Interview de Monsieur Albert MALLET , initiateur de la Conférence de Rabat pour le Développement Durable !

Jeudi, 14 novembre, 2013 - 11:13

Initiateur de la Conférence de Rabat pour le développement durable ( 13 et 14 novembre 2013 à Rabat) , Albert MALLET revient sur cette rencontre qui voit la présence de quelques  400 participants et de nombreux acteurs  engagés dans le développement durable.

Quel rôle peut jouer la Conférence de Rabat pour le développement durable dans la politique énergétique ?

La Conférence de Rabat, c'est une tribune où les différents acteurs pourront venir s’exprimer, débattre. Et rendre compte de l’avancée des projets et ambitions.

Pensez-vous qu’une politique globale pour le développement des énergies renouvelables serait plus efficace que les politiques définies spécifiquement par les états ?

Les pays européens et du sud et de l’est de la Méditerranée doivent relever des défis communs dans le domaine de l’énergie, qui rendent nécessaires une diversification et un renforcement de la sécurité de leur approvisionnement énergétique, un transport adéquat des énergies, ainsi que le développement et la modernisation des cadres institutionnels, des outils de soutien, des infrastructures et des capacités industrielles dans ce domaine.

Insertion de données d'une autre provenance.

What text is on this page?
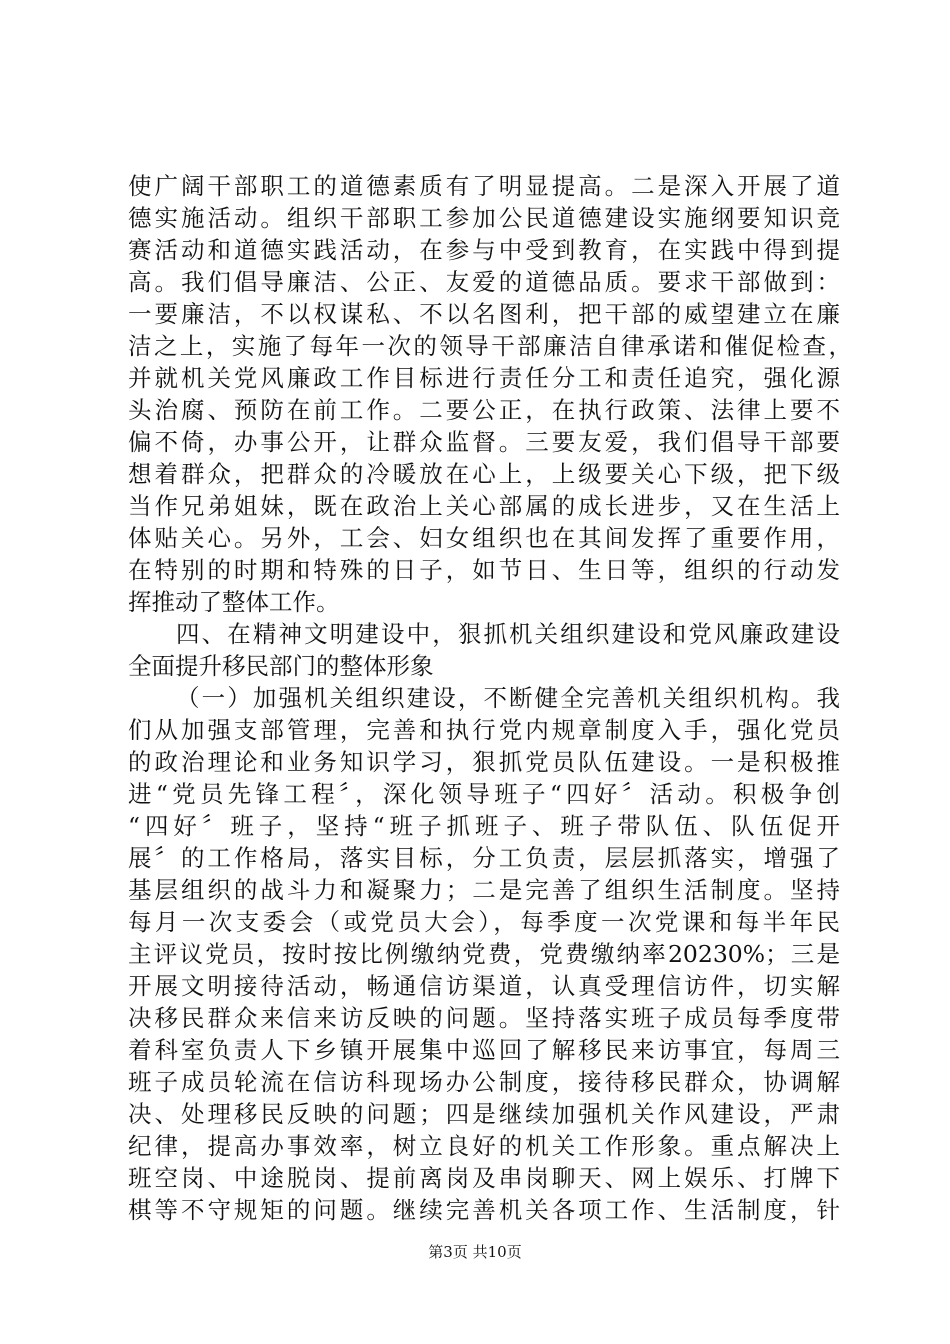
使广阔干部职工的道德素质有了明显提高。二是深入开展了道
德实施活动。组织干部职工参加公民道德建设实施纲要知识竞
赛活动和道德实践活动，在参与中受到教育，在实践中得到提
高。我们倡导廉洁、公正、友爱的道德品质。要求干部做到：
一要廉洁，不以权谋私、不以名图利，把干部的威望建立在廉
洁之上，实施了每年一次的领导干部廉洁自律承诺和催促检查，
并就机关党风廉政工作目标进行责任分工和责任追究，强化源
头治腐、预防在前工作。二要公正，在执行政策、法律上要不
偏不倚，办事公开，让群众监督。三要友爱，我们倡导干部要
想着群众，把群众的冷暖放在心上，上级要关心下级，把下级
当作兄弟姐妹，既在政治上关心部属的成长进步，又在生活上
体贴关心。另外，工会、妇女组织也在其间发挥了重要作用，
在特别的时期和特殊的日子，如节日、生日等，组织的行动发
挥推动了整体工作。
四、在精神文明建设中，狠抓机关组织建设和党风廉政建设
全面提升移民部门的整体形象
（一）加强机关组织建设，不断健全完善机关组织机构。我
们从加强支部管理，完善和执行党内规章制度入手，强化党员
的政治理论和业务知识学习，狠抓党员队伍建设。一是积极推
进“党员先锋工程〞，深化领导班子“四好〞活动。积极争创
“四好〞班子，坚持“班子抓班子、班子带队伍、队伍促开
展〞的工作格局，落实目标，分工负责，层层抓落实，增强了
基层组织的战斗力和凝聚力；二是完善了组织生活制度。坚持
每月一次支委会（或党员大会），每季度一次党课和每半年民
主评议党员，按时按比例缴纳党费，党费缴纳率20230%；三是
开展文明接待活动，畅通信访渠道，认真受理信访件，切实解
决移民群众来信来访反映的问题。坚持落实班子成员每季度带
着科室负责人下乡镇开展集中巡回了解移民来访事宜，每周三
班子成员轮流在信访科现场办公制度，接待移民群众，协调解
决、处理移民反映的问题；四是继续加强机关作风建设，严肃
纪律，提高办事效率，树立良好的机关工作形象。重点解决上
班空岗、中途脱岗、提前离岗及串岗聊天、网上娱乐、打牌下
棋等不守规矩的问题。继续完善机关各项工作、生活制度，针
第3页 共10页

Un cadre stratégique commun est nécessaire pour l’identification et la création des conditions institutionnelles, socio-économiques et d’infrastructures, nécessaires pour un déploiement rentable et durable des technologies des énergies renouvelables et d’efficacité énergétique dans la région méditerranéenne.

Vous avez placé les jeunes au cœur de la Conférence de Rabat, afin qu'ils soient au centre de la réflexion mais aussi qu'ils découvrent les opportunités de l’économie verte. Est-ce qu’on peut en déduire que les jeunes sont absents du débat sur le développement durable ?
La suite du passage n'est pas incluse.